My Dad never wanted me to be a locksmith. There was no money in it, really. And the skim was skinny too. Back in those days a late night call to open up a car with the keys in the ignition was fifteen dollars. And Dad, being the democrat, charged the same for colored sections of town as he would for the tony. This worried my Mother who, even though even handed on the race question as anyone could be in liberal Norfolk, knew that there were more murders down on Church Street than up on Algonquin drive. But Dad didn’t worry. Mom did, and would call the cops who often would meet Dad on a job, if they could, to make sure he remained alive. He did, and we were awfully glad.

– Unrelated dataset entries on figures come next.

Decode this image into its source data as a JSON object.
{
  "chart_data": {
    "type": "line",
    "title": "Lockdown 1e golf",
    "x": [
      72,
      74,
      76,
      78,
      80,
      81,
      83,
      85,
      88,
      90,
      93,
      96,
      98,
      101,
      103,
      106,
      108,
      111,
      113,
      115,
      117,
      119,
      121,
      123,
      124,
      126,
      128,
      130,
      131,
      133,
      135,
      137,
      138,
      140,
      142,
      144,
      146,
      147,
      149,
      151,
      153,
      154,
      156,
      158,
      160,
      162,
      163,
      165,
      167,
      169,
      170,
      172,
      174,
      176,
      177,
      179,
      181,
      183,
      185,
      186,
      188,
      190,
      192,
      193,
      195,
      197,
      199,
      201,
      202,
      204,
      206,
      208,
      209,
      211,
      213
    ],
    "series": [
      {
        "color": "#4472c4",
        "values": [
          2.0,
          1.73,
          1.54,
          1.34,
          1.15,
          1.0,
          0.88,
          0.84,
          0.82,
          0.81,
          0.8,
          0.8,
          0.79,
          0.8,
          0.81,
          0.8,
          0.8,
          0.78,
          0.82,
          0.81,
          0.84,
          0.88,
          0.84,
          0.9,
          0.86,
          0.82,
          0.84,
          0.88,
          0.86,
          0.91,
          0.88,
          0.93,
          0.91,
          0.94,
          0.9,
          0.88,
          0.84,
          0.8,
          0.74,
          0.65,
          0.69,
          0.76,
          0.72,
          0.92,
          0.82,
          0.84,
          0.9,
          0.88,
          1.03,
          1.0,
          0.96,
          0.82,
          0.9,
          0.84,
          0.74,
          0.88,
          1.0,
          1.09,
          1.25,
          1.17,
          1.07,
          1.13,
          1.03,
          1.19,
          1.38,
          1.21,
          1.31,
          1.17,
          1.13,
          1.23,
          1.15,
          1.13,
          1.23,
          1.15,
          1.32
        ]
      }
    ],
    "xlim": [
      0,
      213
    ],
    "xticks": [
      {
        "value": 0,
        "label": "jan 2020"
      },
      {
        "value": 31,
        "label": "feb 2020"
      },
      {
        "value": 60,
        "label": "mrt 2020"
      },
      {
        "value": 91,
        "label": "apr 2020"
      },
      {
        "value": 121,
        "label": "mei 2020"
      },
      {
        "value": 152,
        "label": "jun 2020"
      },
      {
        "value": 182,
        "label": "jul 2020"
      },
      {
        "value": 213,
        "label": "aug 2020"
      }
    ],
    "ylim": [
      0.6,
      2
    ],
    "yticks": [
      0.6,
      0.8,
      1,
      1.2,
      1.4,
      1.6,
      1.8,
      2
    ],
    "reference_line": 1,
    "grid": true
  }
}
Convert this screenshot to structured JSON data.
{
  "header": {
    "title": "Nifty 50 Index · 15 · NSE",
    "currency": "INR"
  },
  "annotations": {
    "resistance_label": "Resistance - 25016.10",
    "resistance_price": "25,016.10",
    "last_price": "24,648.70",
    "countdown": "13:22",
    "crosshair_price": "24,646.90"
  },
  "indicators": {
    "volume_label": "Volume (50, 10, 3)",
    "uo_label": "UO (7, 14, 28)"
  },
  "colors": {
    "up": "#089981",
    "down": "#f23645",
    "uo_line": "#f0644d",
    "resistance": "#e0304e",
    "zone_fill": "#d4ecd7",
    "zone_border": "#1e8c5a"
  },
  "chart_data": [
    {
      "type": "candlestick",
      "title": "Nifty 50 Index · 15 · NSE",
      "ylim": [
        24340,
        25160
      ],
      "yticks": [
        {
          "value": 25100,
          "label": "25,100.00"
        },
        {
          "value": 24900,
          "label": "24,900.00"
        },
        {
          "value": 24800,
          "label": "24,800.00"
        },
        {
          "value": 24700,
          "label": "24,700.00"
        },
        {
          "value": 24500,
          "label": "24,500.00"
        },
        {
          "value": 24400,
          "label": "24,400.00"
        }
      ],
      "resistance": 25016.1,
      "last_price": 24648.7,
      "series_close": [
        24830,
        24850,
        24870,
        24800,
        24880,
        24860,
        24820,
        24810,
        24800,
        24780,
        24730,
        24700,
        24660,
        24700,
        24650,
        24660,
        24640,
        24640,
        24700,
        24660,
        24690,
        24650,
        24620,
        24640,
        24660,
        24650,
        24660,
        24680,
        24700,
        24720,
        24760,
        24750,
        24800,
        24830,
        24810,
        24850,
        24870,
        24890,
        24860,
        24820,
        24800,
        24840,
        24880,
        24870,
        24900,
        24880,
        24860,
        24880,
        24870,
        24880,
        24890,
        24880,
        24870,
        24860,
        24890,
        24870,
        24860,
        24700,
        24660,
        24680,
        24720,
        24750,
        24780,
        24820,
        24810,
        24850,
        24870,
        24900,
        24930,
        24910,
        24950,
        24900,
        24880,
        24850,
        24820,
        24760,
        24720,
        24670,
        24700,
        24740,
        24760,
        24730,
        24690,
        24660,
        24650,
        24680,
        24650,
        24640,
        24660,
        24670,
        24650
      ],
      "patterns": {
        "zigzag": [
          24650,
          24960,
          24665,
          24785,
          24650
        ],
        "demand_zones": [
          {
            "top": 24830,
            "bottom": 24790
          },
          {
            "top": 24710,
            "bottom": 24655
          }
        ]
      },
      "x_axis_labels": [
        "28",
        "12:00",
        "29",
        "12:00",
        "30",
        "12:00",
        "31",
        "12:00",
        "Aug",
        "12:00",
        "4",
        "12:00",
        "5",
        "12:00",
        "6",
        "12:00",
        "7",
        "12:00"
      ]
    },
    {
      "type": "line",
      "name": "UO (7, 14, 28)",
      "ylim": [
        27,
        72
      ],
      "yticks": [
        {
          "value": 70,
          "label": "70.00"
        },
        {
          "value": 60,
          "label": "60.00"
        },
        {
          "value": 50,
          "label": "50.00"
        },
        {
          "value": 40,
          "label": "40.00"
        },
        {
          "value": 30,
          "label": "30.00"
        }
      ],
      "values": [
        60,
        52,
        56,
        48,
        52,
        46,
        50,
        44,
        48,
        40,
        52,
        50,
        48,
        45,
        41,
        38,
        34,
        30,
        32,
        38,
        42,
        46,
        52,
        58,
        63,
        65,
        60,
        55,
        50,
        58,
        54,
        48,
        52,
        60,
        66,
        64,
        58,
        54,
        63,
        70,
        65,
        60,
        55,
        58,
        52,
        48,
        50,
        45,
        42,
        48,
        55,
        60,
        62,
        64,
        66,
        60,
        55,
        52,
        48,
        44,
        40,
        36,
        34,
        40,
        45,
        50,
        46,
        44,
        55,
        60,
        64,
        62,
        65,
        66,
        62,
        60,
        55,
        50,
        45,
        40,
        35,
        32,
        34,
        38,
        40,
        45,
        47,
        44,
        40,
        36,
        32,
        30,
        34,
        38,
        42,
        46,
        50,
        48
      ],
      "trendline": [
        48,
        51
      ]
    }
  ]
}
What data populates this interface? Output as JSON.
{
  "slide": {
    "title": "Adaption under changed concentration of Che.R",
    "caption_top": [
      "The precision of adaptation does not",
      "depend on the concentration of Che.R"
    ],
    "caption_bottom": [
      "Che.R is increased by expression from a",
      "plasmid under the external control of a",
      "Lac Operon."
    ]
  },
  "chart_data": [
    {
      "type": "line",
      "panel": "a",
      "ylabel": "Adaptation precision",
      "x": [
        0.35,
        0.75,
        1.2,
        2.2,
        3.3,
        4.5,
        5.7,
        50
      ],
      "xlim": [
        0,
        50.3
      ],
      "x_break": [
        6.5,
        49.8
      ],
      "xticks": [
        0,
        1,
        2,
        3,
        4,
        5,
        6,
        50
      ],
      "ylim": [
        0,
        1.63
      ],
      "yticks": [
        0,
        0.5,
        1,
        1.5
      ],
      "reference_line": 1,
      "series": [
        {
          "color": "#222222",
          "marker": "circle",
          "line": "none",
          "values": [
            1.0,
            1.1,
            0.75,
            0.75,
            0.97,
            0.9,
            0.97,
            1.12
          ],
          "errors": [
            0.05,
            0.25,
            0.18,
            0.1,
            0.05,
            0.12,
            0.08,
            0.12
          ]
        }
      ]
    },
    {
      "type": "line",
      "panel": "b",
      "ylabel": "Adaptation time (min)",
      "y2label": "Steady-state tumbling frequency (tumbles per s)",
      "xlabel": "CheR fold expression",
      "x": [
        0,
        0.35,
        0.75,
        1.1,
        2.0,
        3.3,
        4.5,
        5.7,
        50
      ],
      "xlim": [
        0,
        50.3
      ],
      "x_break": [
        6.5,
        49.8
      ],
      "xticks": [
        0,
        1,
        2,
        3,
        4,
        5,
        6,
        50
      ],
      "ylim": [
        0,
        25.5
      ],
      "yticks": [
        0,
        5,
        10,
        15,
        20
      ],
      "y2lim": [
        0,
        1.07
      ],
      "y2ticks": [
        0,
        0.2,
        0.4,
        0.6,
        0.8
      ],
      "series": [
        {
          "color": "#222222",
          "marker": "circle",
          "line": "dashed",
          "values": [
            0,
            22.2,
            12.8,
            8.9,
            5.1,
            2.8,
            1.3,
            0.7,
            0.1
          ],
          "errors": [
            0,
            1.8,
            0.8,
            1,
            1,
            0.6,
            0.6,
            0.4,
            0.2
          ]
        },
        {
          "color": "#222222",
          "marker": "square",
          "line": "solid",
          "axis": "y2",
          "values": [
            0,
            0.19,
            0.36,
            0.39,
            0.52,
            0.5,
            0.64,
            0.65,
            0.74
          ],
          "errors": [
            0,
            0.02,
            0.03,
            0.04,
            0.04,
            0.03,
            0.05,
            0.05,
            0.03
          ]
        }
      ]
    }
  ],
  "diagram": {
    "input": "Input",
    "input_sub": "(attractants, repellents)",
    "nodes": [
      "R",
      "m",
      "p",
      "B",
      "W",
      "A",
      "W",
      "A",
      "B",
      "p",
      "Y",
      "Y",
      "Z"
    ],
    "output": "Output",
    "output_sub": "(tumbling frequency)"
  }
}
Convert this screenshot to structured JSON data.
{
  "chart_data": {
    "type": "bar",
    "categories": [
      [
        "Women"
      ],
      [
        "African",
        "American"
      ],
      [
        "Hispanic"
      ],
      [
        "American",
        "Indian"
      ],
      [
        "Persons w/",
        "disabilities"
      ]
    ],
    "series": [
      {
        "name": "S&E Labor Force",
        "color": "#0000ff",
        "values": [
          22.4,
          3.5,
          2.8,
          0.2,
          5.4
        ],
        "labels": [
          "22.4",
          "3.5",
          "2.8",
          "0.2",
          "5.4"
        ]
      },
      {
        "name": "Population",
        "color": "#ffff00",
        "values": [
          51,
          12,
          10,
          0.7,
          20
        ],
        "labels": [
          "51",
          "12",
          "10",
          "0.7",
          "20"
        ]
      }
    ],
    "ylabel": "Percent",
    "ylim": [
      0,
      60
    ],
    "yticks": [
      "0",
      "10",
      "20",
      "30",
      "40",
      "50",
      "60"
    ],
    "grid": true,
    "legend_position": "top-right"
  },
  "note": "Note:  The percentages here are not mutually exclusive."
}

So you can see why he didn’t want that life for me. Like traditional Jewish parents, he wanted a doctor for a son. Forgetting that this would require having a son for a doctor was no impediment to his thinking, but he did come to realize early on, by the time I was in school, that I was not medical material. But I wasn’t going to be a locksmith either. But this didn’t constrain him from invoking the draft when summer came and inducting me into involuntary servitude. I wasn’t a slave, mind you, but I had no choice. It was up early and to the shop. I was not enthused.

I wasn’t much good at any of this, and never did get good at it. In fact it wasn’t until after my Dad’s death that I figured out once and for all the difference between a “Phillips” and a “regular” screwdriver. Or a nut and a bolt. Comic books and large amounts of diet soda kept me fairly stupid and unindustrious. I wasn’t able or willing to learn much more than how to make a key, so my job became mostly running errands and getting lunch for the real workers. This I liked. I could turn a ten minute run over to the hardware store into an hour and a half hop, skip, and jump to the drugstore to suck on a Tab for half an hour while leafing through comic books, another thirty minutes at the newsstand peeking at the nudey books and magazines and another thirty checking out the latest records at the music shop. When I got back, Dad had long ago been taken up with some such and such and forgot about me and my errand. This worked out just fine. It was going to be a good, well if not good, then fair summer. I’d rather be home in bed with Art Linkletter, eating, sleeping, using myself for unwholesome pleasure and then eventually tottering outside to see if we could get a game up. Like we always had, every summer. But this summer I was going to work. Or give the impression of it, anyway.